I only mention the tons of bits to illustrate the possibilities. In any real proposal we would stick with 64 bits. It could equally be 128 bits.
#####If in the future we need more division then the core could be made to recognise 2 versions of the note, the 1st version is the number of bits decided now (64 or 128) and the new double the bits. The core always uses the larger when storing a value. I doubt there is that many atoms in the earth as 2^128 so doubt we need more than 128 bits for this.
64 bits allows 19 digits of accuracy, and if want negative then it works out that its only 18 digits. Lets stick with 18 digits. This is a form of fixed precision, just all decimal places.
Then 0.125 is stored as 125000000000000000
Easy to do maths on this and no need for BCD (nibble = 4 bits) or storing one digit per byte. And if add 2 values together it does not exceed the capacity of an integer with that many bits. and if it exceeds 999999999999999999 after the add then a coin is released from being frozen to return in addition to the note.
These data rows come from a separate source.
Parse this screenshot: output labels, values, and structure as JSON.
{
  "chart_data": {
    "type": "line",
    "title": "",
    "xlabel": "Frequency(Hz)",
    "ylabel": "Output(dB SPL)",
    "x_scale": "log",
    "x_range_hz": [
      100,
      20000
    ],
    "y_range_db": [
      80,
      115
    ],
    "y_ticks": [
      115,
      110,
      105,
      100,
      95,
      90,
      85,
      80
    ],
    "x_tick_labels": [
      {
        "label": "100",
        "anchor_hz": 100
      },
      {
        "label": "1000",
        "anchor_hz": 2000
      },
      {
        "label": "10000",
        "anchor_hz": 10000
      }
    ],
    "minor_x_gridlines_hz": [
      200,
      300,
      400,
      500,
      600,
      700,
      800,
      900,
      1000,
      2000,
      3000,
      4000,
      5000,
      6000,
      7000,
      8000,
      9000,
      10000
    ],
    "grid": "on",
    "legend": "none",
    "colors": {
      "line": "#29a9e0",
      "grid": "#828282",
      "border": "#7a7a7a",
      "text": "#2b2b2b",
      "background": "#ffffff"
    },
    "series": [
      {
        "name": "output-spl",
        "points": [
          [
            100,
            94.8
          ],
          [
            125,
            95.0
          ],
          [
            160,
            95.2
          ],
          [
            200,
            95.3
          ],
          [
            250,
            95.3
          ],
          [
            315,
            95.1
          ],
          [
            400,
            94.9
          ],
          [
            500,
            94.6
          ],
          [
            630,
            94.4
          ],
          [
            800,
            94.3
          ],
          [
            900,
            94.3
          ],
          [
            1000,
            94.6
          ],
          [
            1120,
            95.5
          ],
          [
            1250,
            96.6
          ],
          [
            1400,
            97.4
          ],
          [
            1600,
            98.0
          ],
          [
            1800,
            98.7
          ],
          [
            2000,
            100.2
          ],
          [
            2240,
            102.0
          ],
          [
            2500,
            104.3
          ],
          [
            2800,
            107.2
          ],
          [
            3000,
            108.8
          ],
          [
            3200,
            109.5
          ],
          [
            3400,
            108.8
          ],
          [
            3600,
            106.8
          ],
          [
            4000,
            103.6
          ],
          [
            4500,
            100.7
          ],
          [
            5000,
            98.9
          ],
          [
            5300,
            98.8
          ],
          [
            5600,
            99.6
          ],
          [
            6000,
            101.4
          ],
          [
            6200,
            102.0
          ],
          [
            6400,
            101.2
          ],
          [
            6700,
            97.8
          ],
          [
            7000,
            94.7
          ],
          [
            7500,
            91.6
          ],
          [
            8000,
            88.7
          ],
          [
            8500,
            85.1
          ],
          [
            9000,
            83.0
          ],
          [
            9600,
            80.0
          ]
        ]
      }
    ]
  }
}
We subtract 10^19 from the new notes value that exceeds a coin’s worth to account for it
Then all that is needed is to specify the number of places the current system wishes to work in. 1/100ths or millionths etc. Only do this if we want it. Maybe it can be an account setting that the user wants (for viewing value, not rounding of such thing).
TL;DR the actual value of the fraction is store in an integer in the maximum number of digits the “int” can contain as amounts of that very small fraction.